Mr. de Villepin also suggested that Saddam's
government pass "legislation to prohibit the
manufacture of weapons of mass destruction." (I am not
making this up.) That proposal alone is a reminder of
why, if America didn't exist and Europe had to rely on
France, most Europeans today would be speaking either
German or Russian.

I also want to avoid a war — but not by letting Saddam
off the hook, which would undermine the U.N., set back
the winds of change in the Arab world and strengthen
the World of Disorder. The only possible way to coerce
Saddam into compliance — without a war — is for the
whole world to line up shoulder-to-shoulder against
his misbehavior, without any gaps. But France, as they
say in kindergarten, does not play well with others.
If you line up against Saddam you're just one of the
gang.
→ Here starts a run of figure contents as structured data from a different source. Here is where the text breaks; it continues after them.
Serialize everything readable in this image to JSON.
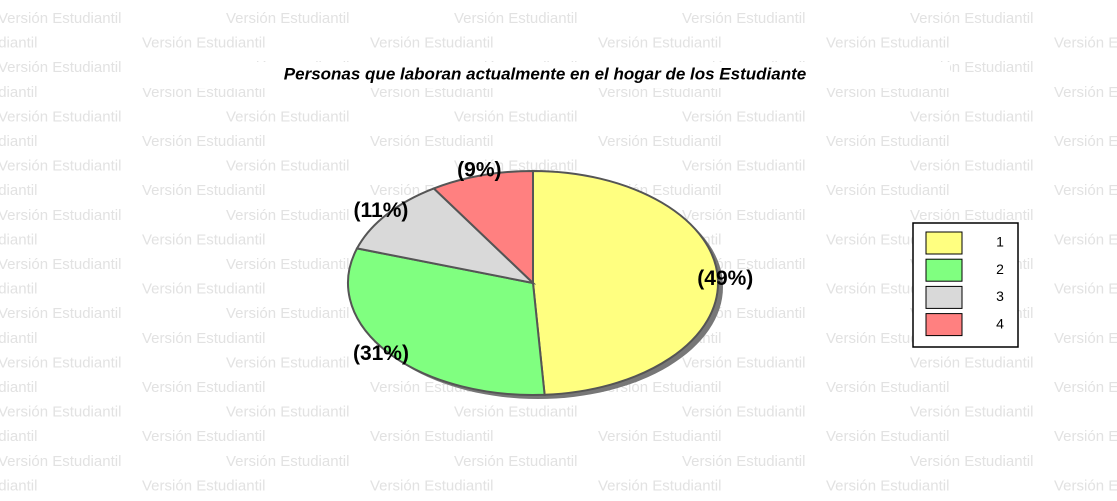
{
  "watermark": "Versión Estudiantil",
  "chart_data": {
    "type": "pie",
    "title": "Personas que laboran actualmente en el hogar de los Estudiante",
    "categories": [
      "1",
      "2",
      "3",
      "4"
    ],
    "values": [
      49,
      31,
      11,
      9
    ],
    "value_labels": [
      "(49%)",
      "(31%)",
      "(11%)",
      "(9%)"
    ],
    "colors": [
      "#ffff80",
      "#80ff80",
      "#d9d9d9",
      "#ff8080"
    ],
    "legend": "right"
  }
}
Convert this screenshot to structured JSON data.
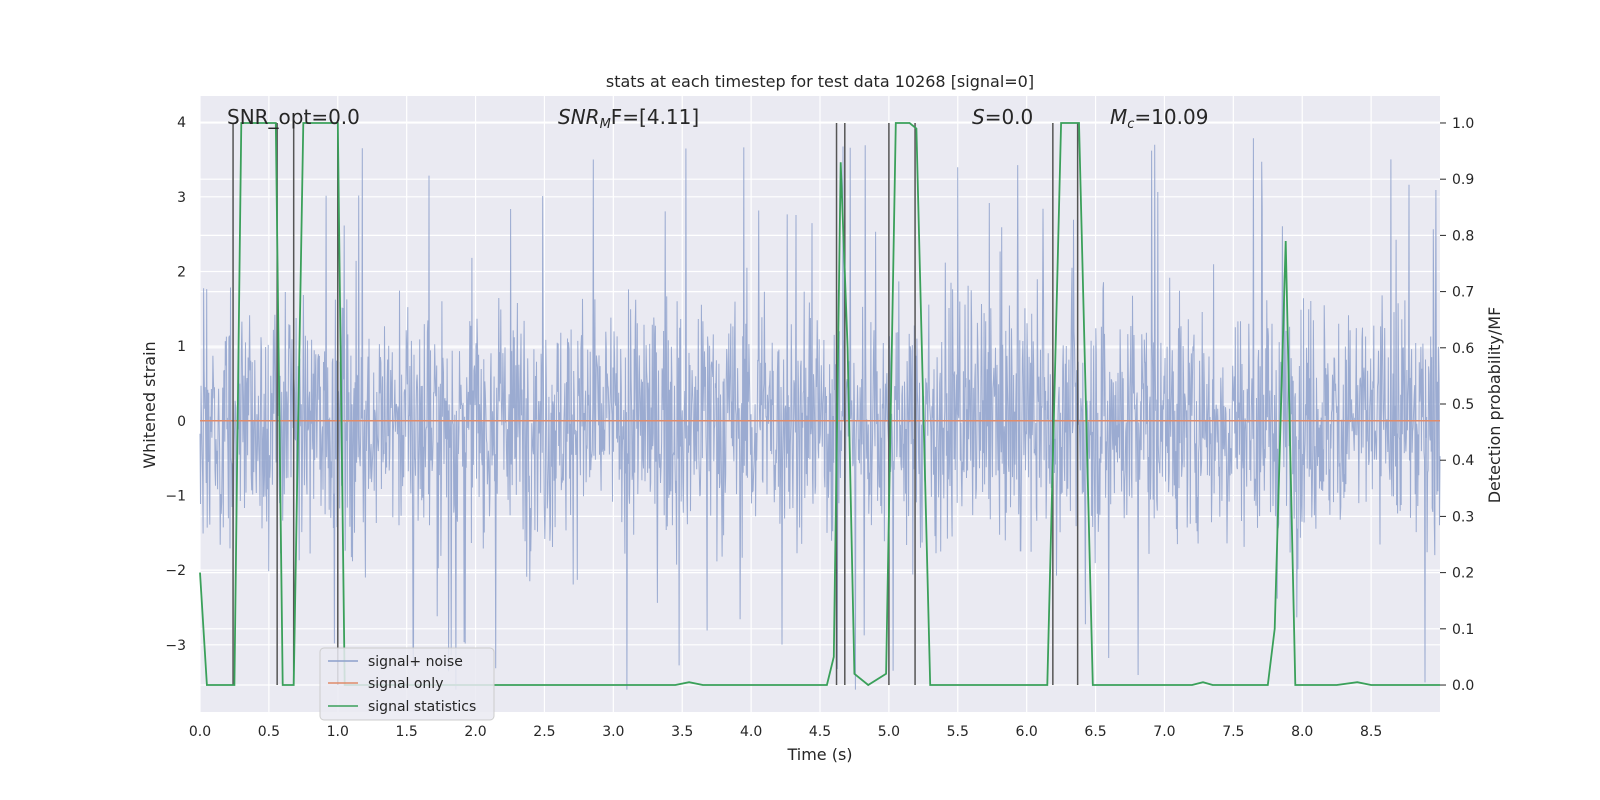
{
  "chart_data": {
    "type": "line",
    "title": "stats at each timestep for test data 10268 [signal=0]",
    "xlabel": "Time (s)",
    "ylabel": "Whitened strain",
    "y2label": "Detection probability/MF",
    "xlim": [
      0.0,
      9.0
    ],
    "ylim": [
      -3.9,
      4.35
    ],
    "y2lim": [
      -0.048,
      1.048
    ],
    "x_ticks": [
      "0.0",
      "0.5",
      "1.0",
      "1.5",
      "2.0",
      "2.5",
      "3.0",
      "3.5",
      "4.0",
      "4.5",
      "5.0",
      "5.5",
      "6.0",
      "6.5",
      "7.0",
      "7.5",
      "8.0",
      "8.5"
    ],
    "y_ticks": [
      "4",
      "3",
      "2",
      "1",
      "0",
      "−1",
      "−2",
      "−3"
    ],
    "y2_ticks": [
      "1.0",
      "0.9",
      "0.8",
      "0.7",
      "0.6",
      "0.5",
      "0.4",
      "0.3",
      "0.2",
      "0.1",
      "0.0"
    ],
    "grid": true,
    "legend_placement": "lower-left",
    "annotations": {
      "snr_opt": "SNR_opt=0.0",
      "snr_mf_main": "SNR",
      "snr_mf_sub": "M",
      "snr_mf_rest": "F=[4.11]",
      "s_main": "S",
      "s_rest": "=0.0",
      "mc_main": "M",
      "mc_sub": "c",
      "mc_rest": "=10.09"
    },
    "colors": {
      "noise": "#8da0cb",
      "signal_only": "#e08b6a",
      "statistics": "#3aa05a",
      "vlines": "#555555",
      "background": "#eaeaf2"
    },
    "series": [
      {
        "name": "signal+ noise",
        "description_envelope": {
          "x": [
            0.0,
            9.0
          ],
          "min": -3.6,
          "max": 4.0,
          "typical": 1.4
        }
      },
      {
        "name": "signal only",
        "x": [
          0.0,
          9.0
        ],
        "y": [
          0.0,
          0.0
        ]
      },
      {
        "name": "signal statistics",
        "axis": "right",
        "x": [
          0.0,
          0.05,
          0.25,
          0.3,
          0.55,
          0.6,
          0.68,
          0.75,
          1.0,
          1.05,
          3.45,
          3.55,
          3.65,
          4.55,
          4.6,
          4.65,
          4.7,
          4.75,
          4.85,
          4.98,
          5.05,
          5.15,
          5.2,
          5.3,
          6.15,
          6.2,
          6.25,
          6.3,
          6.38,
          6.48,
          7.2,
          7.28,
          7.35,
          7.75,
          7.8,
          7.88,
          7.95,
          8.0,
          8.25,
          8.4,
          8.5,
          9.0
        ],
        "y": [
          0.2,
          0.0,
          0.0,
          1.0,
          1.0,
          0.0,
          0.0,
          1.0,
          1.0,
          0.0,
          0.0,
          0.005,
          0.0,
          0.0,
          0.05,
          0.93,
          0.6,
          0.02,
          0.0,
          0.02,
          1.0,
          1.0,
          0.99,
          0.0,
          0.0,
          0.5,
          1.0,
          1.0,
          1.0,
          0.0,
          0.0,
          0.005,
          0.0,
          0.0,
          0.1,
          0.79,
          0.0,
          0.0,
          0.0,
          0.005,
          0.0,
          0.0
        ]
      }
    ],
    "vertical_lines_x": [
      0.24,
      0.56,
      0.68,
      1.0,
      4.62,
      4.68,
      5.0,
      5.19,
      6.19,
      6.37
    ],
    "legend": [
      {
        "label": "signal+ noise",
        "color_key": "noise"
      },
      {
        "label": "signal only",
        "color_key": "signal_only"
      },
      {
        "label": "signal statistics",
        "color_key": "statistics"
      }
    ]
  }
}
If you hold out against America, you're unique.
"France, it seems, would rather be more important in a
world of chaos than less important in a world of
order," says the foreign policy expert Michael
Mandelbaum, author of "The Ideas That Conquered the
World."

If France were serious about its own position, it
would join the U.S. in setting a deadline for Iraq to
comply, and backing it up with a second U.N.
resolution authorizing force if Iraq does not. And
France would send its prime minister to Iraq to tell
that directly to Saddam. Oh, France's prime minister
was on the road last week. He was out drumming up
business for French companies in the world's biggest
emerging computer society. He was in India.